At the turn of the new millennium, Sean Kavanagh was doing his best to make ends meet, eking out a living as a general contractor in the Lake of the Woods region.
He’d tried his hand at a number of careers, but didn’t find his true calling until 2001, when his wife suggested he let his nose for news lead him to more suitable employment.
“She said, ’You’re the only contractor on the lake who reads three newspapers a day, has the radio constantly tuned to the news station, and can’t wait to come home and watch the six o’clock news every night — maybe that’s where you should be directing your energy,’” Kavanagh recalls.
When the couple moved back home, Kavanagh applied for Red River College’s Creative Communications program, with an eye on entering the field of journalism as soon as he could. Within months, he was reading news reports on a local radio station, and — following work placements with the CBC — appearing on both radio and TV.
Though his passion for news gave him a bit of an edge, Kavanagh admits the program’s rapid pace took some getting used to, though it served him well once he began making his first forays into the field.
“CreComm is wonderful in many regards, but especially because they recreate the atmosphere that exists in professional life,” says Kavanagh, who’s now a TV and radio reporter for CBC News Winnipeg.
“In journalism, everything is very deadline-driven. My biggest recollection of the program was it did a great job of making you feel under pressure to perform, and to hand everything in on time … Your assignments really approximate the kind of assignments you’d get as a news reporter, and the same is true of the advertising and public relations streams.”
These days, Kavanagh covers all manner of stories — from politics to crime, disaster scenarios to “good news” pieces. He’s involved in all aspects of production — from pounding the pavement in search of interviews, to writing scripts and voicing and editing finished pieces.

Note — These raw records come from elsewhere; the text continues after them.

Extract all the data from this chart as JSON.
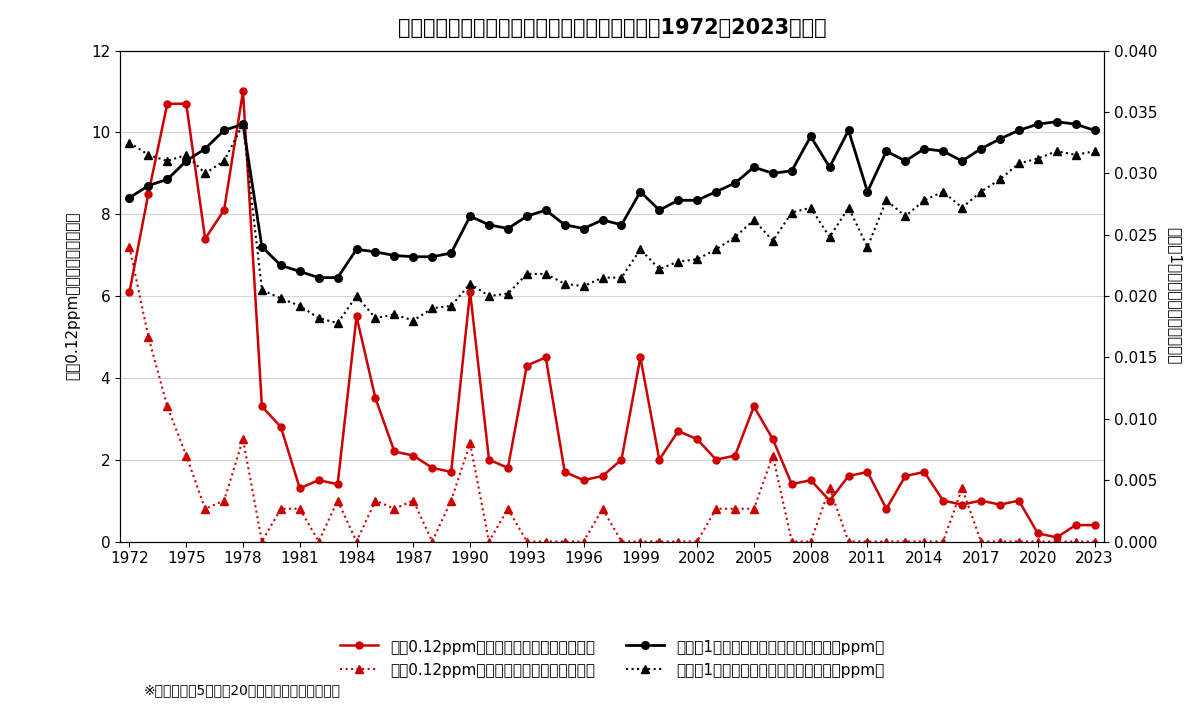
{
  "title": "大阪府内における光化学オキシダントの推移（1972〜2023年度）",
  "ylabel_left": "昼間0.12ppm以上の日数（赤線）",
  "ylabel_right": "昼間の1時間値の年平均（黒線）",
  "xlabel": "",
  "years": [
    1972,
    1973,
    1974,
    1975,
    1976,
    1977,
    1978,
    1979,
    1980,
    1981,
    1982,
    1983,
    1984,
    1985,
    1986,
    1987,
    1988,
    1989,
    1990,
    1991,
    1992,
    1993,
    1994,
    1995,
    1996,
    1997,
    1998,
    1999,
    2000,
    2001,
    2002,
    2003,
    2004,
    2005,
    2006,
    2007,
    2008,
    2009,
    2010,
    2011,
    2012,
    2013,
    2014,
    2015,
    2016,
    2017,
    2018,
    2019,
    2020,
    2021,
    2022,
    2023
  ],
  "days_general": [
    6.1,
    8.5,
    10.7,
    10.7,
    7.4,
    8.1,
    11.0,
    3.3,
    2.8,
    1.3,
    1.5,
    1.4,
    5.5,
    3.5,
    2.2,
    2.1,
    1.8,
    1.7,
    6.1,
    2.0,
    1.8,
    4.3,
    4.5,
    1.7,
    1.5,
    1.6,
    2.0,
    4.5,
    2.0,
    2.7,
    2.5,
    2.0,
    2.1,
    3.3,
    2.5,
    1.4,
    1.5,
    1.0,
    1.6,
    1.7,
    0.8,
    1.6,
    1.7,
    1.0,
    0.9,
    1.0,
    0.9,
    1.0,
    0.2,
    0.1,
    0.4,
    0.4
  ],
  "days_jissha": [
    7.2,
    5.0,
    3.3,
    2.1,
    0.8,
    1.0,
    2.5,
    0.0,
    0.8,
    0.8,
    0.0,
    1.0,
    0.0,
    1.0,
    0.8,
    1.0,
    0.0,
    1.0,
    2.4,
    0.0,
    0.8,
    0.0,
    0.0,
    0.0,
    0.0,
    0.8,
    0.0,
    0.0,
    0.0,
    0.0,
    0.0,
    0.8,
    0.8,
    0.8,
    2.1,
    0.0,
    0.0,
    1.3,
    0.0,
    0.0,
    0.0,
    0.0,
    0.0,
    0.0,
    1.3,
    0.0,
    0.0,
    0.0,
    0.0,
    0.0,
    0.0,
    0.0
  ],
  "ppm_general": [
    0.028,
    0.029,
    0.0295,
    0.031,
    0.032,
    0.0335,
    0.034,
    0.024,
    0.0225,
    0.022,
    0.0215,
    0.0215,
    0.0238,
    0.0236,
    0.0233,
    0.0232,
    0.0232,
    0.0235,
    0.0265,
    0.0258,
    0.0255,
    0.0265,
    0.027,
    0.0258,
    0.0255,
    0.0262,
    0.0258,
    0.0285,
    0.027,
    0.0278,
    0.0278,
    0.0285,
    0.0292,
    0.0305,
    0.03,
    0.0302,
    0.033,
    0.0305,
    0.0335,
    0.0285,
    0.0318,
    0.031,
    0.032,
    0.0318,
    0.031,
    0.032,
    0.0328,
    0.0335,
    0.034,
    0.0342,
    0.034,
    0.0335
  ],
  "ppm_jissha": [
    0.0325,
    0.0315,
    0.031,
    0.0315,
    0.03,
    0.031,
    0.034,
    0.0205,
    0.0198,
    0.0192,
    0.0182,
    0.0178,
    0.02,
    0.0182,
    0.0185,
    0.018,
    0.019,
    0.0192,
    0.021,
    0.02,
    0.0202,
    0.0218,
    0.0218,
    0.021,
    0.0208,
    0.0215,
    0.0215,
    0.0238,
    0.0222,
    0.0228,
    0.023,
    0.0238,
    0.0248,
    0.0262,
    0.0245,
    0.0268,
    0.0272,
    0.0248,
    0.0272,
    0.024,
    0.0278,
    0.0265,
    0.0278,
    0.0285,
    0.0272,
    0.0285,
    0.0295,
    0.0308,
    0.0312,
    0.0318,
    0.0315,
    0.0318
  ],
  "ylim_left": [
    0,
    12
  ],
  "ylim_right": [
    0,
    0.04
  ],
  "yticks_left": [
    0,
    2,
    4,
    6,
    8,
    10,
    12
  ],
  "yticks_right": [
    0,
    0.005,
    0.01,
    0.015,
    0.02,
    0.025,
    0.03,
    0.035,
    0.04
  ],
  "xticks": [
    1972,
    1975,
    1978,
    1981,
    1984,
    1987,
    1990,
    1993,
    1996,
    1999,
    2002,
    2005,
    2008,
    2011,
    2014,
    2017,
    2020,
    2023
  ],
  "color_red": "#cc0000",
  "color_black": "#000000",
  "legend_items": [
    "昭間0.12ppm以上の日数（一般局）（日）",
    "昭間0.12ppm以上の日数（自排局）（日）",
    "昭間の1時間値の年平均値（一般局）（ppm）",
    "昭間の1時間値の年平均値（自排局）（ppm）"
  ],
  "note": "※昭間とは、5時か刄20時までの時間帯をいう。"
}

Not surprisingly, Kavanagh describes journalism as a highly-competitive industry, one in which practitioners are striving constantly to come up with new stories, as well as new means by which to tell them. But despite all the pressures and deadlines and stress, the vocation also offers a number of perks — like the ability to always be “tuned in” to what’s going on.
“As a reporter, you are so closely connected to the community,” says Kavanagh. “Whether it’s through your BlackBerry, or your contacts, or the news outlets you read every morning or watch or listen to every night — you really do feel like you’ve got the inside track on what’s going on. And that, to me, is immensely satisfying.”
As Kavanagh points out, the news industry is constantly changing, but he says the CreComm program does an incredible job of keeping in step with new advances in technology. Even better, the program’s broad scope (which covers not just journalism, but also advertising, P.R. and broadcasting) ensures that graduates have a wide-reaching support base once they’re out in the workforce.
“In this city, CreComm grads are like a mafia,” he says. “They’re everywhere, in every institution, from government to private sector to non-profit organizations. The CreComm diploma is like your entry-way to talking to somebody, because it’s a shared experience — so they’re more likely to look on you favourably.”